Environmentalism, long a movement accused of Chicken Little scare tactics and doomsday prophesying, recently reached new depths of gloominess when it announced the death of itself.
At a meeting of the Environmental Grantmakers Association, two movement insiders, Michael Shellenberger and Ted Nordhaus, presented an obituary-cum-call-to-arms titled, bluntly, ''The Death of Environmentalism." Like most public deaths, this one was sensational, at least within environmental circles, which have been buzzing ever since with ripostes and postmortems.
There's no question that the folks in the undertaker camp have a point. In the face of an unprecedented assault on the environment by the Bush administration, mainstream environmental groups are proving almost entirely impotent. They have lost crucial ground on hugely important battles (drilling in the Arctic National Wildlife Refuge, mercury emissions from power plants), and entire wars (the importance of multilateralism, the role of federal regulatory agencies, the input of impartial scientists).
Worse still, they have been unable to mount a resistance to the administration's reckless disregard for global climate change, the most important environmental issue and one of the most important human rights issues of our time.
The leaders of the organizations are working hard for a good cause; this planet and its people need their collective expertise, dedication, and clout. But we also need them to step back and take a look at what they're doing and what they aren't.
Instead of a broad, values-based vision, they're offering up narrow policy fixes. Instead of reaching out to young people of all backgrounds, they're preaching to a middle-aged, upper-middle-class choir. Instead of looking at the plight of inner cities and rural areas, they're focusing on urban sprawl and wild lands.
Instead of connecting environmental concerns to unemployment, outsourcing, rising health care costs, rising gas prices, and rising disease rates -- in short, to the issues that matter most to tens of millions of people -- they're talking a language almost no one speaks: CAFE standards, NSR rules, POPs treaties.
What ought to be the biggest of big tents has become, well, a yurt. But if we turn away from the D.C.-centric public face of the environmental movement, a very different picture emerges. In cities nationwide, young professionals are giving environmentalism a new cultural cachet. They're enjoying the benefits of compact, well-designed neighborhoods where it's easy to walk and take public transportation. They're buying shares in Community Supported Agriculture. They're trading in their SUVs for minis. They're finding that many of the hippest products clothes, accessories, home furnishings, appliances are made with environmental concerns in mind.
Sustainability is the new bling. In rural America, residents are recognizing the potential of wind power, solar energy, biodiesel, and other green industries to revitalize their communities. Farmers are discovering the advantages of precision agriculture. Communities are fighting the stench, pollution, and economic ravages of factory farms.

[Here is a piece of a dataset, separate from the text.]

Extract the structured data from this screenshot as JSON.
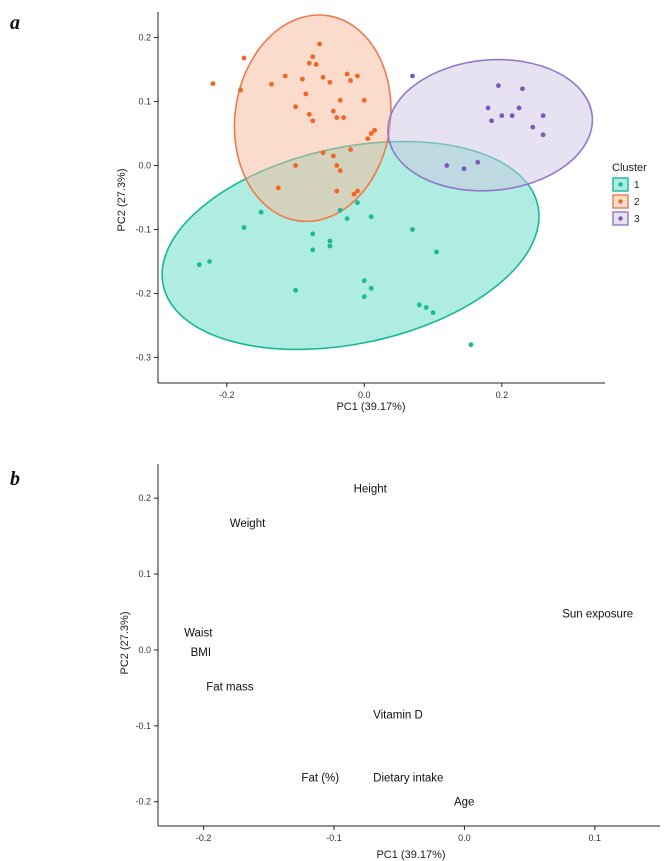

Sustainability is the new self-reliance. In churches, mosques, and temples, religious leaders are taking seriously their responsibility as stewards of God's creation. They are retrofitting their places of worship for energy efficiency, spreading the word to their congregations, banding together to pressure politicians, and asking, ''What would Jesus drive?"
Sustainability is the new grace. In minority and low-income communities all over the country, civil rights activists are linking disparate struggles -- poverty, criminal justice, transportation, climate change, health -- to continue the path-breaking work of the environmental-justice movement. Sustainability is the new dream.
In the marketplace, green technologies and industries are among the fastest growing and most innovative developments. The Toyota Prius has defied every prediction to become the must-have car. The organic food business doubles every time you blink. Green architecture is taking off. Renewable energy, emissions trading, environmentally conscious investing: Many of the most exciting advances in environmental thinking are happening in the private sector.
Sustainability is the new bottom line. Business people, religious leaders, farmers, activists, urban hipsters -- you can't kill a hydra with that many heads. Environmentalism as a narrowly focused D.C. lobby might be struggling, but a common-sense conviction that sustainability is integral to our quality of life and our economic competitiveness is on the rise. That's as it should be.
This warming, crowded, industrialized planet of ours faces real and substantive problems, and if we want to protect its inhabitants, we need creativity and commitment as broad and deep as the problems we face. That's not the work of a movement; it's the work of a nation.
Chip Giller is the founder and editor of Grist.org, a magazine of environmental news and commentary.